BY JAMES BURGER Californian staff writer firstname.lastname@example.org
County supervisors on Tuesday were persuaded to delay a decision on whether to dump and replace the manager of its employee healthcare program, which has been accused of operating with a conflict of interest.
The Kern County Board of Supervisors agreed to revisit the issue at its March 12 meeting at the request of the current provider, Bakersfield-based Managed Care Systems.
MCS representatives argued that all the bidders should have a chance to review the proposed award and provide more information about why they should get the contract.
At stake is control of the county's main health care plan for some 7,500 current and retired county employees.
Assistant County Administrative Officer Elissa Ladd, using an analysis of bids from nine companies, recommended splitting the work MCS currently does among three out-of-state vendors.
The county would pay MCS $13.9 million to administer the plan but only $9.8 million to the three vendors.
Representatives of Managed Care Systems attacked Ladd's recommendation Tuesday.
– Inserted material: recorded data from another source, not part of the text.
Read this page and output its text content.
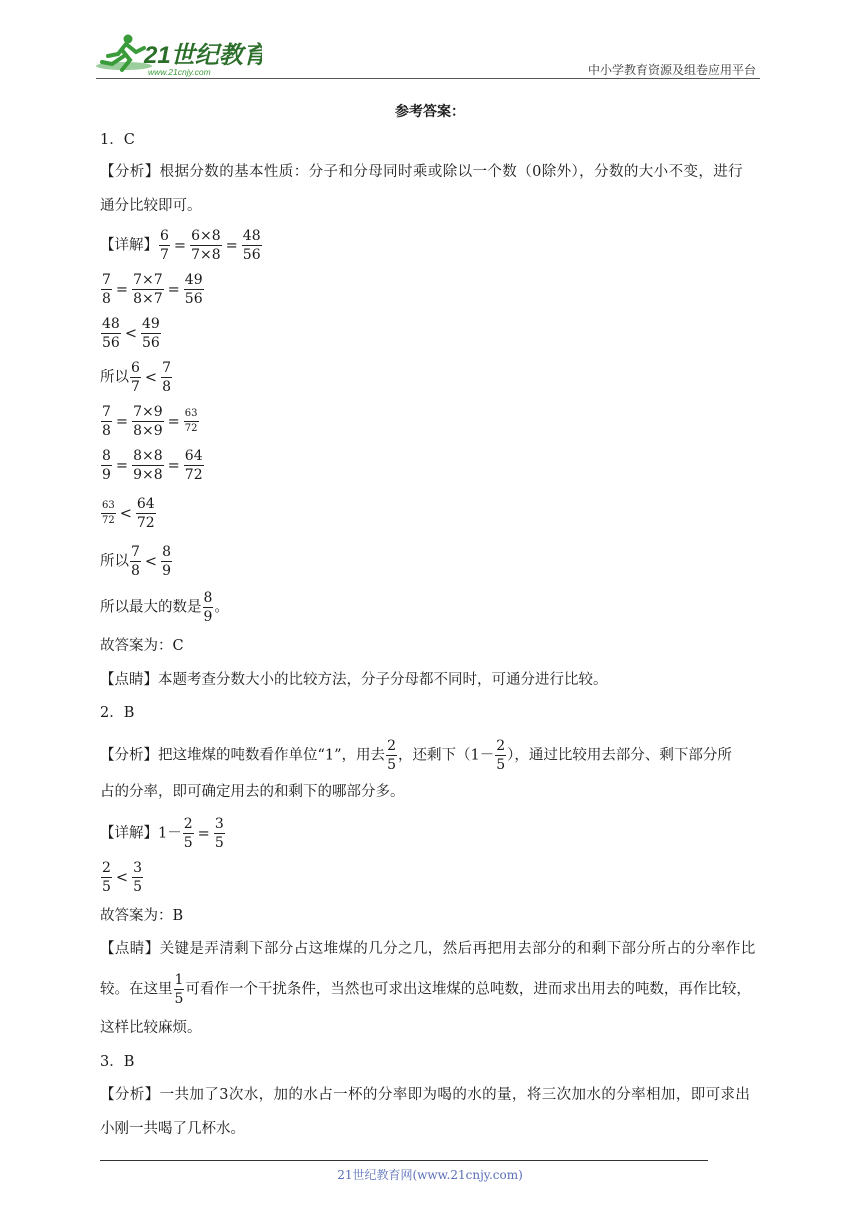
21世纪教育
www.21cnjy.com	中小学教育资源及组卷应用平台
参考答案：
1．C
【分析】根据分数的基本性质：分子和分母同时乘或除以一个数（0除外），分数的大小不变，进行
通分比较即可。
【详解】 $\frac{6}{7} = \frac{6\times 8}{7\times 8} = \frac{48}{56}$
$\frac{7}{8} = \frac{7\times 7}{8\times 7} = \frac{49}{56}$
$\frac{48}{56} < \frac{49}{56}$
所以 $\frac{6}{7} < \frac{7}{8}$
$\frac{7}{8} = \frac{7\times 9}{8\times 9} = \frac{63}{72}$
$\frac{8}{9} = \frac{8\times 8}{9\times 8} = \frac{64}{72}$
$\frac{63}{72} < \frac{64}{72}$
所以 $\frac{7}{8} < \frac{8}{9}$
所以最大的数是 $\frac{8}{9}$ 。
故答案为：C
【点睛】本题考查分数大小的比较方法，分子分母都不同时，可通分进行比较。
2．B
【分析】把这堆煤的吨数看作单位“1”，用去 $\frac{2}{5}$ ，还剩下（$1- \frac{2}{5}$ ），通过比较用去部分、剩下部分所
占的分率，即可确定用去的和剩下的哪部分多。
【详解】$1- \frac{2}{5} = \frac{3}{5}$
$\frac{2}{5} < \frac{3}{5}$
故答案为：B
【点睛】关键是弄清剩下部分占这堆煤的几分之几，然后再把用去部分的和剩下部分所占的分率作比
较。在这里 $\frac{1}{5}$ 可看作一个干扰条件，当然也可求出这堆煤的总吨数，进而求出用去的吨数，再作比较，
这样比较麻烦。
3．B
【分析】一共加了3次水，加的水占一杯的分率即为喝的水的量，将三次加水的分率相加，即可求出
小刚一共喝了几杯水。
21世纪教育网(www.21cnjy.com)
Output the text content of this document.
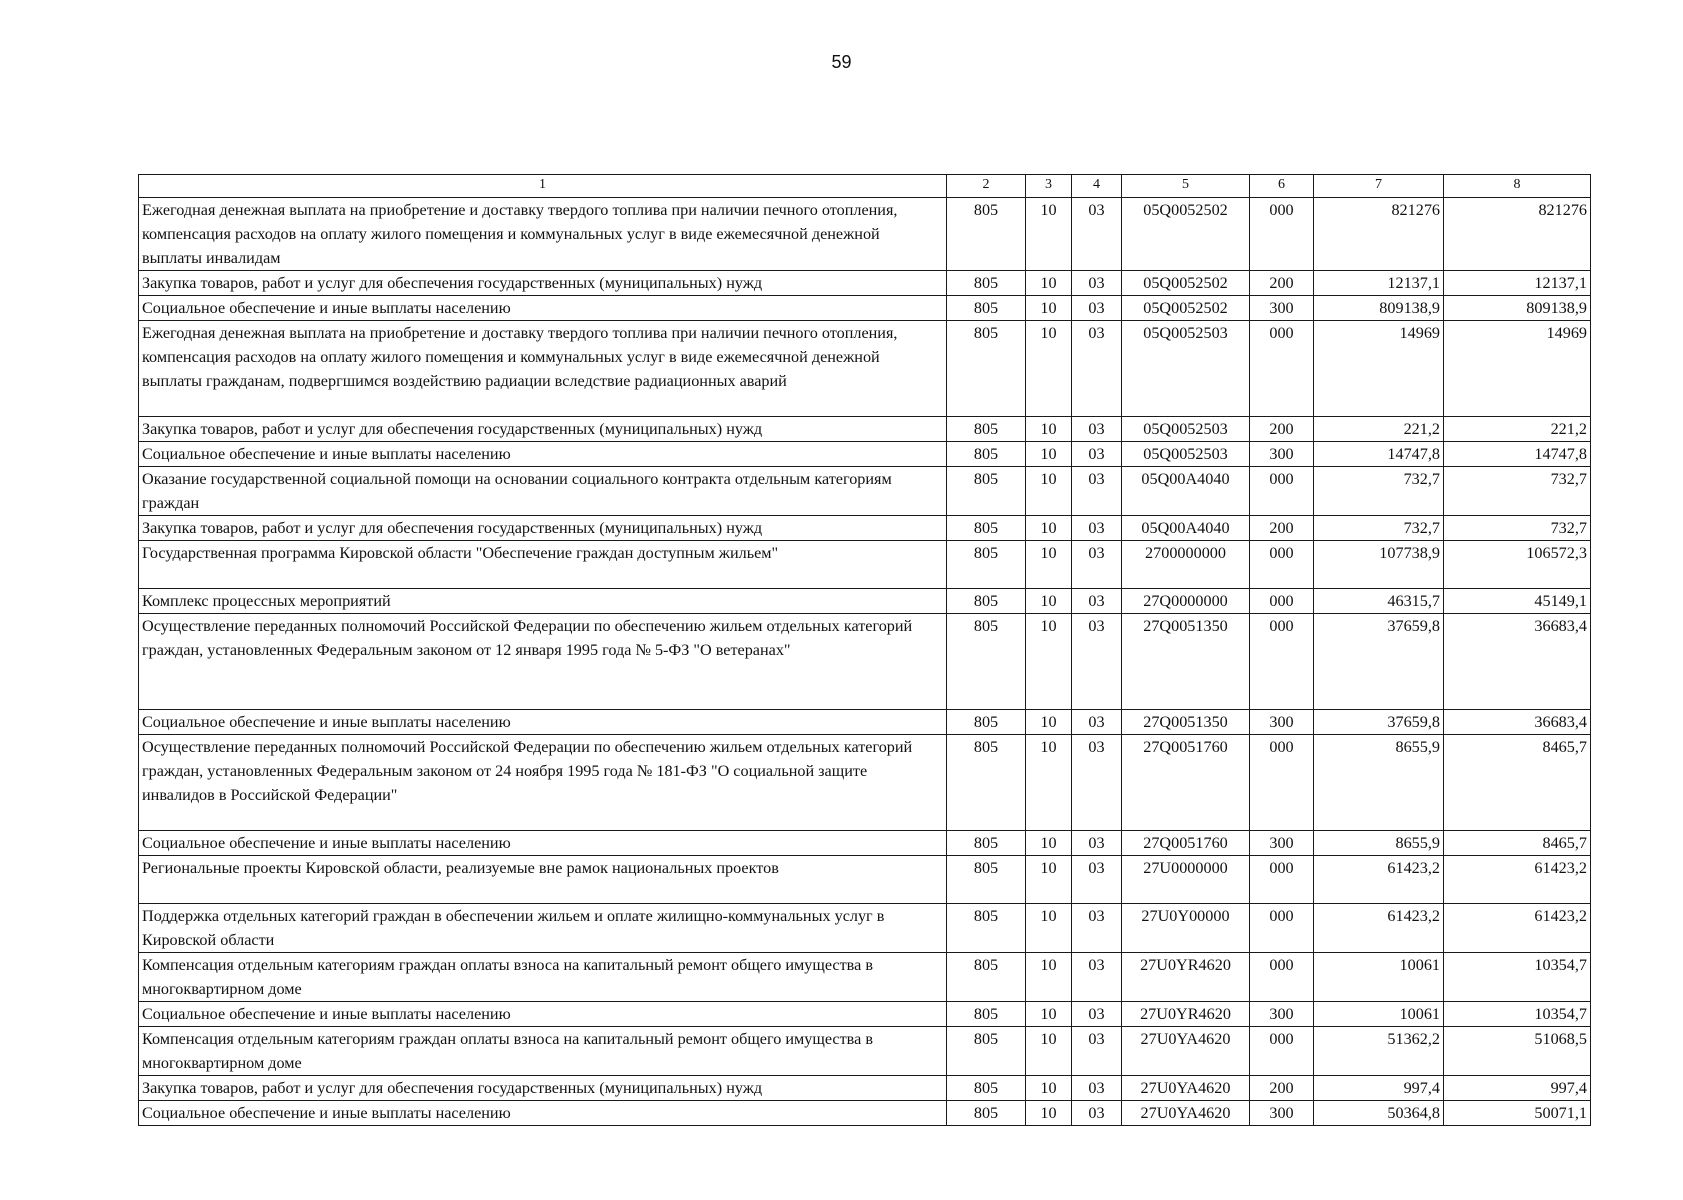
59
1	2	3	4	5	6	7	8
Ежегодная денежная выплата на приобретение и доставку твердого топлива при наличии печного отопления, компенсация расходов на оплату жилого помещения и коммунальных услуг в виде ежемесячной денежной выплаты инвалидам	805	10	03	05Q0052502	000	821276	821276
Закупка товаров, работ и услуг для обеспечения государственных (муниципальных) нужд	805	10	03	05Q0052502	200	12137,1	12137,1
Социальное обеспечение и иные выплаты населению	805	10	03	05Q0052502	300	809138,9	809138,9
Ежегодная денежная выплата на приобретение и доставку твердого топлива при наличии печного отопления, компенсация расходов на оплату жилого помещения и коммунальных услуг в виде ежемесячной денежной выплаты гражданам, подвергшимся воздействию радиации вследствие радиационных аварий	805	10	03	05Q0052503	000	14969	14969
Закупка товаров, работ и услуг для обеспечения государственных (муниципальных) нужд	805	10	03	05Q0052503	200	221,2	221,2
Социальное обеспечение и иные выплаты населению	805	10	03	05Q0052503	300	14747,8	14747,8
Оказание государственной социальной помощи на основании социального контракта отдельным категориям граждан	805	10	03	05Q00A4040	000	732,7	732,7
Закупка товаров, работ и услуг для обеспечения государственных (муниципальных) нужд	805	10	03	05Q00A4040	200	732,7	732,7
Государственная программа Кировской области "Обеспечение граждан доступным жильем"	805	10	03	2700000000	000	107738,9	106572,3
Комплекс процессных мероприятий	805	10	03	27Q0000000	000	46315,7	45149,1
Осуществление переданных полномочий Российской Федерации по обеспечению жильем отдельных категорий граждан, установленных Федеральным законом от 12 января 1995 года № 5-ФЗ "О ветеранах"	805	10	03	27Q0051350	000	37659,8	36683,4
Социальное обеспечение и иные выплаты населению	805	10	03	27Q0051350	300	37659,8	36683,4
Осуществление переданных полномочий Российской Федерации по обеспечению жильем отдельных категорий граждан, установленных Федеральным законом от 24 ноября 1995 года № 181-ФЗ "О социальной защите инвалидов в Российской Федерации"	805	10	03	27Q0051760	000	8655,9	8465,7
Социальное обеспечение и иные выплаты населению	805	10	03	27Q0051760	300	8655,9	8465,7
Региональные проекты Кировской области, реализуемые вне рамок национальных проектов	805	10	03	27U0000000	000	61423,2	61423,2
Поддержка отдельных категорий граждан в обеспечении жильем и оплате жилищно-коммунальных услуг в Кировской области	805	10	03	27U0Y00000	000	61423,2	61423,2
Компенсация отдельным категориям граждан оплаты взноса на капитальный ремонт общего имущества в многоквартирном доме	805	10	03	27U0YR4620	000	10061	10354,7
Социальное обеспечение и иные выплаты населению	805	10	03	27U0YR4620	300	10061	10354,7
Компенсация отдельным категориям граждан оплаты взноса на капитальный ремонт общего имущества в многоквартирном доме	805	10	03	27U0YA4620	000	51362,2	51068,5
Закупка товаров, работ и услуг для обеспечения государственных (муниципальных) нужд	805	10	03	27U0YA4620	200	997,4	997,4
Социальное обеспечение и иные выплаты населению	805	10	03	27U0YA4620	300	50364,8	50071,1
In a letter to the county, MCS Chief Executive Officer Brent Boyd accused the county of creating a biased bidding process, stacking the results of a grading system against his company and failing to give MCS credit for years of good work for Kern.
Robert Severs, CEO of MCS parent-company Golden Empire Managed Care, said the plan would send 40 jobs out of state, increase county health care costs and land the county in trouble.
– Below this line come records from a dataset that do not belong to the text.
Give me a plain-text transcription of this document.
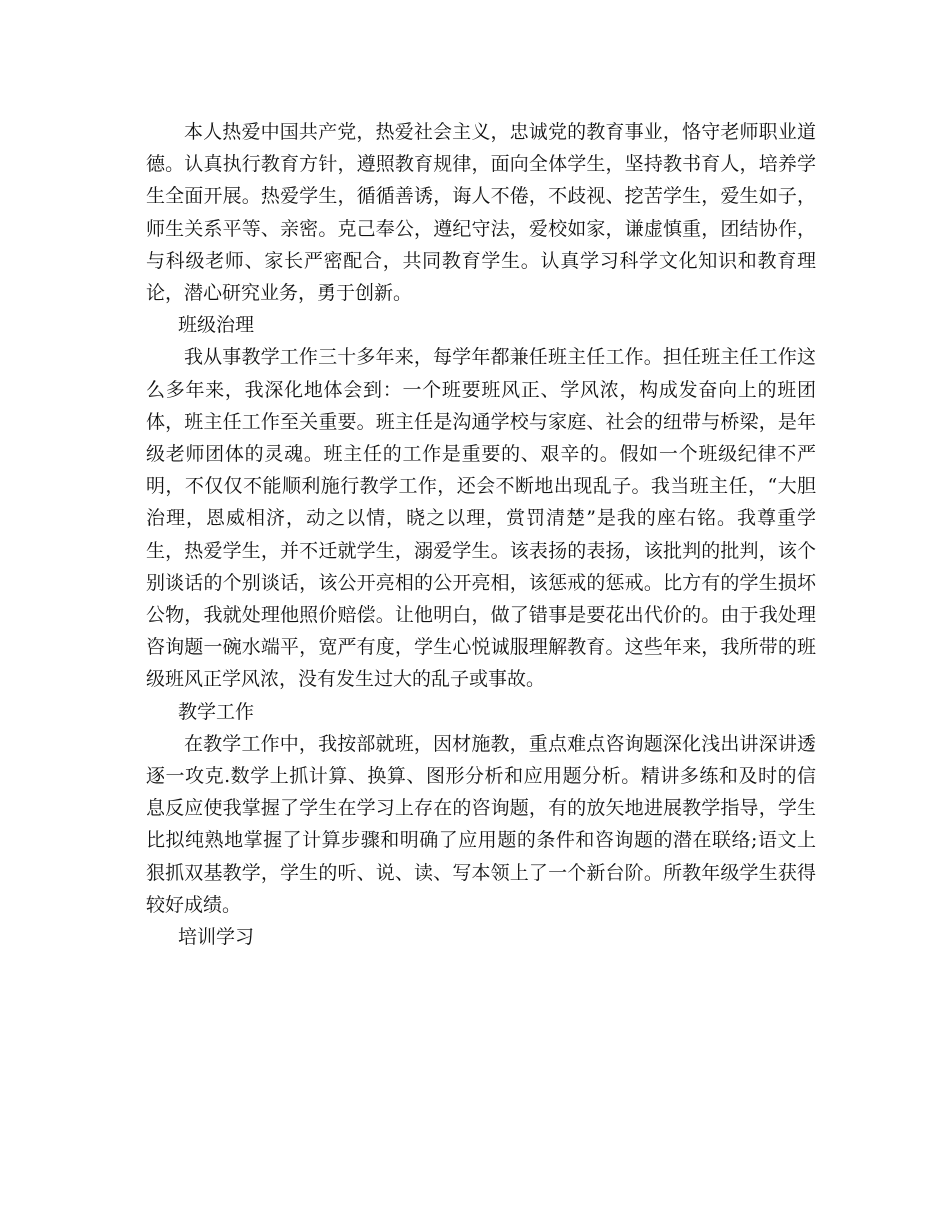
本人热爱中国共产党，热爱社会主义，忠诚党的教育事业，恪守老师职业道德。认真执行教育方针，遵照教育规律，面向全体学生，坚持教书育人，培养学生全面开展。热爱学生，循循善诱，诲人不倦，不歧视、挖苦学生，爱生如子，师生关系平等、亲密。克己奉公，遵纪守法，爱校如家，谦虚慎重，团结协作，与科级老师、家长严密配合，共同教育学生。认真学习科学文化知识和教育理论，潜心研究业务，勇于创新。

班级治理

我从事教学工作三十多年来，每学年都兼任班主任工作。担任班主任工作这么多年来，我深化地体会到：一个班要班风正、学风浓，构成发奋向上的班团体，班主任工作至关重要。班主任是沟通学校与家庭、社会的纽带与桥梁，是年级老师团体的灵魂。班主任的工作是重要的、艰辛的。假如一个班级纪律不严明，不仅仅不能顺利施行教学工作，还会不断地出现乱子。我当班主任，“大胆治理，恩威相济，动之以情，晓之以理，赏罚清楚”是我的座右铭。我尊重学生，热爱学生，并不迁就学生，溺爱学生。该表扬的表扬，该批判的批判，该个别谈话的个别谈话，该公开亮相的公开亮相，该惩戒的惩戒。比方有的学生损坏公物，我就处理他照价赔偿。让他明白，做了错事是要花出代价的。由于我处理咨询题一碗水端平，宽严有度，学生心悦诚服理解教育。这些年来，我所带的班级班风正学风浓，没有发生过大的乱子或事故。

教学工作

在教学工作中，我按部就班，因材施教，重点难点咨询题深化浅出讲深讲透逐一攻克.数学上抓计算、换算、图形分析和应用题分析。精讲多练和及时的信息反应使我掌握了学生在学习上存在的咨询题，有的放矢地进展教学指导，学生比拟纯熟地掌握了计算步骤和明确了应用题的条件和咨询题的潜在联络;语文上狠抓双基教学，学生的听、说、读、写本领上了一个新台阶。所教年级学生获得较好成绩。

培训学习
Supervisor Leticia Perez worried that he was right and made the motion to delay the decision.
Severs said his company will use the extra three weeks to research its competitors and prove they can't do the job.
The County Administrative Office didn't tell supervisors the truth about what those vendors could do, Severs said.
"We're going to get copies of the other proposals and demonstrate those organizations don't have the programs they say they have," Severs said.
It's something, MCS attorney Richard Monje reminded the board, that has worked for the company before.
In 2009, when county officials recommended another vendor for the initial contract, MCS challenged the decision, reviewed the proposals and convinced supervisors that its primary opponent was not qualified to handle the contract MCS wanted, Monje said.
Tuesday's decision didn't please everyone.
Representatives from Foundation for Medical Care, San Joaquin Community Hospital, the Bakersfield Heart Hospital and a number of other local groups cheered the county's work on the RFP as fair and accurate.
They urged the board to approve the recommendation from Ladd. Foundation, which also bid on the contract, supported the process despite losing out.
But supervisors said they wanted to err on the side of caution and delay a decision.
Tuesday's meeting was the latest twist in a controversy that has swirled around Managed Care Systems, parent company GEMCare, and GEMCare's part-owner Dignity Health, which also owns Mercy, Mercy Southwest and Bakersfield Memorial hospitals in town.
Doctors and other critics have accused MCS of shifting business away from other hospitals to its business partners in the Dignity network.
The county hired the Segal Group to investigate the charges and then proposed a new, competitive bidding process for the contract.
Monje called the conflict of interest fiction, drummed up by competitors like San Joaquin Community Hospital.
"We all know that anyone can gin up a controversy. Once the controversy is in existence, it's hard for people to make a decision that seems to fly in the face of that conflict," he said.
Dr. Donald Cornforth, a critic of MCS, said the conflict of interest is real.
Just after MCS secured the county contract in 2009, it merged with Dignity Health. That, Cornforth said, resulted in a decrease in referrals for doctors and other hospitals outside the Dignity network -- as MCS shifted business to its own hospitals.
It was a clear conflict of interest, he said.
"The county employees and the taxpayers of Kern County will both benefit from this recommendation," Cornforth said of the staff proposal.
"I'm confident that there has been no conflict of interest," Supervisor Mick Gleason said.
But he said he thought the RFP process was fair and focused on the best value for the county.
Perez said the RFP process placed a lot of weight behind firms that didn't have a local conflict of interest.
"I am heavily inclined to local contract administration," she said, adding the heavy weight given to the conflict of interest issue makes it impossible for a local vendor to earn the contract.
A total of nine firms bid for the contract to administer the county's largest employee health care plan -- which serves 5,100 county employees and 1,250 retired workers.
Five firms, including Bakersfield firms MCS and Foundation, got interviews.
In his letter to the board, Boyd said the review committee gave MCS zero of the 35 points that could be earned by a firm capable of administering the contract without a conflict of interest. But at the same time, he said, the county was telling MCS that it had done nothing wrong.
That category was the largest single block of points any of the competing firms could earn.
Ladd's proposal to the board was to hire Zenith American of Florida to pay the health care bills of county employees. Clinix, from Columbus, Ohio, would handle county employees' needs for specialty medical care.
And Burns Consulting of Maumee, Ohio would develop contracts with doctors and other health care providers serving county employees.
None of those businesses' representatives spoke at Tuesday's meeting.